Fleur Pellerin is looking to change how France treats entrepreneurial failure, and she’s attacking the problem at the source. In an article in LeFigaro, the Minister of the Digital Economy is quoted as saying “We must turn an entrepreneur’s first failure into a positive experience. Failure should not be a red light (for future ventures). We need to stop stigmatizing entrepreneurs who have failed; history has shown that ventures are more successful when an entrepreneur has had a previous failure.”

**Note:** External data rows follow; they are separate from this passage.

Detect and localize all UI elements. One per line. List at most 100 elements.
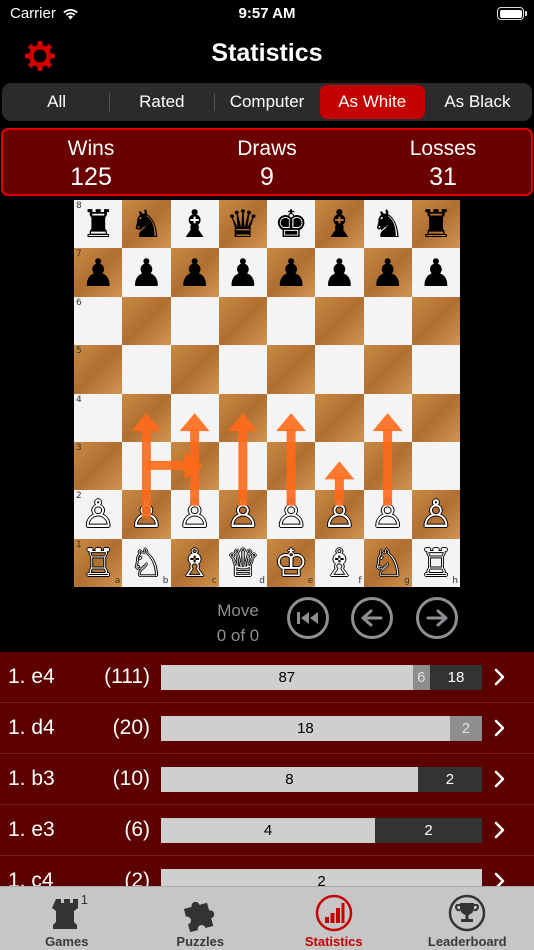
white-piece[interactable]: ♘ xyxy=(371,544,405,582)
square-h3[interactable] xyxy=(411,441,460,491)
square-f5[interactable] xyxy=(315,345,364,394)
square-e4[interactable] xyxy=(267,393,316,442)
square-b8[interactable]: ♞ xyxy=(122,200,171,249)
square-a6[interactable]: 6 xyxy=(74,296,123,346)
square-c2[interactable]: ♙ xyxy=(170,490,219,539)
black-piece[interactable]: ♟ xyxy=(129,254,163,292)
square-f1[interactable]: f ♗ xyxy=(315,538,364,587)
square-c8[interactable]: ♝ xyxy=(170,200,219,249)
square-c5[interactable] xyxy=(170,345,219,394)
square-g7[interactable]: ♟ xyxy=(363,248,412,297)
square-c3[interactable] xyxy=(170,441,219,491)
square-d1[interactable]: d ♕ xyxy=(218,538,267,587)
square-b1[interactable]: b ♘ xyxy=(122,538,171,587)
black-piece[interactable]: ♝ xyxy=(322,205,356,243)
black-piece[interactable]: ♟ xyxy=(419,254,453,292)
black-piece[interactable]: ♟ xyxy=(81,254,115,292)
square-b4[interactable] xyxy=(122,393,171,442)
opening-row[interactable]: 1. d4 (20) 18 2 xyxy=(0,703,534,754)
white-piece[interactable]: ♘ xyxy=(129,544,163,582)
square-f7[interactable]: ♟ xyxy=(315,248,364,297)
square-b5[interactable] xyxy=(122,345,171,394)
square-c4[interactable] xyxy=(170,393,219,442)
square-e1[interactable]: e ♔ xyxy=(267,538,316,587)
square-b6[interactable] xyxy=(122,296,171,346)
square-g1[interactable]: g ♘ xyxy=(363,538,412,587)
white-piece[interactable]: ♙ xyxy=(371,495,405,533)
black-piece[interactable]: ♟ xyxy=(371,254,405,292)
tab-puzzles[interactable]: Puzzles xyxy=(134,887,268,950)
square-f8[interactable]: ♝ xyxy=(315,200,364,249)
black-piece[interactable]: ♟ xyxy=(274,254,308,292)
square-e2[interactable]: ♙ xyxy=(267,490,316,539)
square-d3[interactable] xyxy=(218,441,267,491)
segment-all[interactable]: All xyxy=(4,85,109,119)
square-h7[interactable]: ♟ xyxy=(411,248,460,297)
square-g4[interactable] xyxy=(363,393,412,442)
black-piece[interactable]: ♟ xyxy=(178,254,212,292)
square-a5[interactable]: 5 xyxy=(74,345,123,394)
square-g5[interactable] xyxy=(363,345,412,394)
tab-games[interactable]: 1 Games xyxy=(0,887,134,950)
white-piece[interactable]: ♙ xyxy=(226,495,260,533)
next-move-button[interactable] xyxy=(416,597,458,639)
square-d2[interactable]: ♙ xyxy=(218,490,267,539)
white-piece[interactable]: ♗ xyxy=(178,544,212,582)
square-b3[interactable] xyxy=(122,441,171,491)
black-piece[interactable]: ♛ xyxy=(226,205,260,243)
square-f2[interactable]: ♙ xyxy=(315,490,364,539)
black-piece[interactable]: ♟ xyxy=(322,254,356,292)
square-h5[interactable] xyxy=(411,345,460,394)
square-e3[interactable] xyxy=(267,441,316,491)
black-piece[interactable]: ♞ xyxy=(129,205,163,243)
white-piece[interactable]: ♙ xyxy=(274,495,308,533)
tab-leaderboard[interactable]: Leaderboard xyxy=(401,887,534,950)
square-h1[interactable]: h ♖ xyxy=(411,538,460,587)
square-g2[interactable]: ♙ xyxy=(363,490,412,539)
square-f3[interactable] xyxy=(315,441,364,491)
segment-as-black[interactable]: As Black xyxy=(425,85,530,119)
square-a1[interactable]: 1 a ♖ xyxy=(74,538,123,587)
white-piece[interactable]: ♙ xyxy=(419,495,453,533)
chess-board[interactable]: 8 ♜ ♞ ♝ ♛ ♚ ♝ ♞ ♜ 7 ♟ ♟ ♟ ♟ ♟ ♟ ♟ ♟ 6 5 4 3 2 ♙ ♙ ♙ ♙ ♙ ♙ ♙ ♙ 1 a ♖ b ♘ c ♗ d ♕… xyxy=(74,200,460,587)
previous-move-button[interactable] xyxy=(351,597,393,639)
square-d5[interactable] xyxy=(218,345,267,394)
white-piece[interactable]: ♔ xyxy=(274,544,308,582)
square-f4[interactable] xyxy=(315,393,364,442)
white-piece[interactable]: ♙ xyxy=(178,495,212,533)
square-c1[interactable]: c ♗ xyxy=(170,538,219,587)
square-e8[interactable]: ♚ xyxy=(267,200,316,249)
square-a7[interactable]: 7 ♟ xyxy=(74,248,123,297)
black-piece[interactable]: ♚ xyxy=(274,205,308,243)
square-a8[interactable]: 8 ♜ xyxy=(74,200,123,249)
square-f6[interactable] xyxy=(315,296,364,346)
segment-as-white[interactable]: As White xyxy=(319,85,425,119)
white-piece[interactable]: ♙ xyxy=(129,495,163,533)
segment-rated[interactable]: Rated xyxy=(109,85,214,119)
square-e5[interactable] xyxy=(267,345,316,394)
opening-row[interactable]: 1. b3 (10) 8 2 xyxy=(0,754,534,805)
square-d7[interactable]: ♟ xyxy=(218,248,267,297)
square-h4[interactable] xyxy=(411,393,460,442)
white-piece[interactable]: ♙ xyxy=(322,495,356,533)
square-g3[interactable] xyxy=(363,441,412,491)
white-piece[interactable]: ♙ xyxy=(81,495,115,533)
white-piece[interactable]: ♖ xyxy=(419,544,453,582)
black-piece[interactable]: ♜ xyxy=(81,205,115,243)
tab-statistics[interactable]: Statistics xyxy=(267,887,401,950)
first-move-button[interactable] xyxy=(287,597,329,639)
square-d4[interactable] xyxy=(218,393,267,442)
black-piece[interactable]: ♟ xyxy=(226,254,260,292)
opening-row[interactable]: 1. e3 (6) 4 2 xyxy=(0,805,534,856)
square-g6[interactable] xyxy=(363,296,412,346)
white-piece[interactable]: ♖ xyxy=(81,544,115,582)
white-piece[interactable]: ♕ xyxy=(226,544,260,582)
square-h2[interactable]: ♙ xyxy=(411,490,460,539)
square-h6[interactable] xyxy=(411,296,460,346)
square-e6[interactable] xyxy=(267,296,316,346)
black-piece[interactable]: ♞ xyxy=(371,205,405,243)
segment-computer[interactable]: Computer xyxy=(214,85,319,119)
white-piece[interactable]: ♗ xyxy=(322,544,356,582)
black-piece[interactable]: ♝ xyxy=(178,205,212,243)
black-piece[interactable]: ♜ xyxy=(419,205,453,243)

This very idea is embodied in the FailCon conference series, which has already come to Paris twice, each time bringing together 100+ attendees who share their own failures and listen to discussions about failure from some of France’s most prominent entreprneneurs, such as Avanquest’s Bruno Vainryb, Criteo’s JB Rudelle, and Partech International’s Philippe Collombel.
How exactly does Pellerin plan to change this?
In order to change this perception, Pellerin plans to propose a measure, which could take affect as early as this year, would change the way the Banque de France treats an entrepreneur’s previous venture experience when evaluating him for loans and other financing. As Yann De Gales points out, currently the Banque de France gives a note of 040 to entrepreneurs who have filed for bankruptcy in the past three years. In theory, this doesn’t disqualify them from getting financed by banks; however, in practice, banks will not finance an entrepreneur with this note. This may be due to the fact that the Banque de France gives the same notation to entrepreneurs who have filed bankruptcy, no matter the reason – either because the venture was out of cash, or because, for example, the entrepreneur acted in a fraudulent manner (whether directly convicted of fraud or not).
Measures like these, which are so ingrained in French banking practices, may account for part of the stigma around entrepreneurship and failure, and beginning to make changes to the banking system to distinguish entrepreneurs from other small business owners may be the first step towards redefining how France, and its culture, treats the entrepreneur.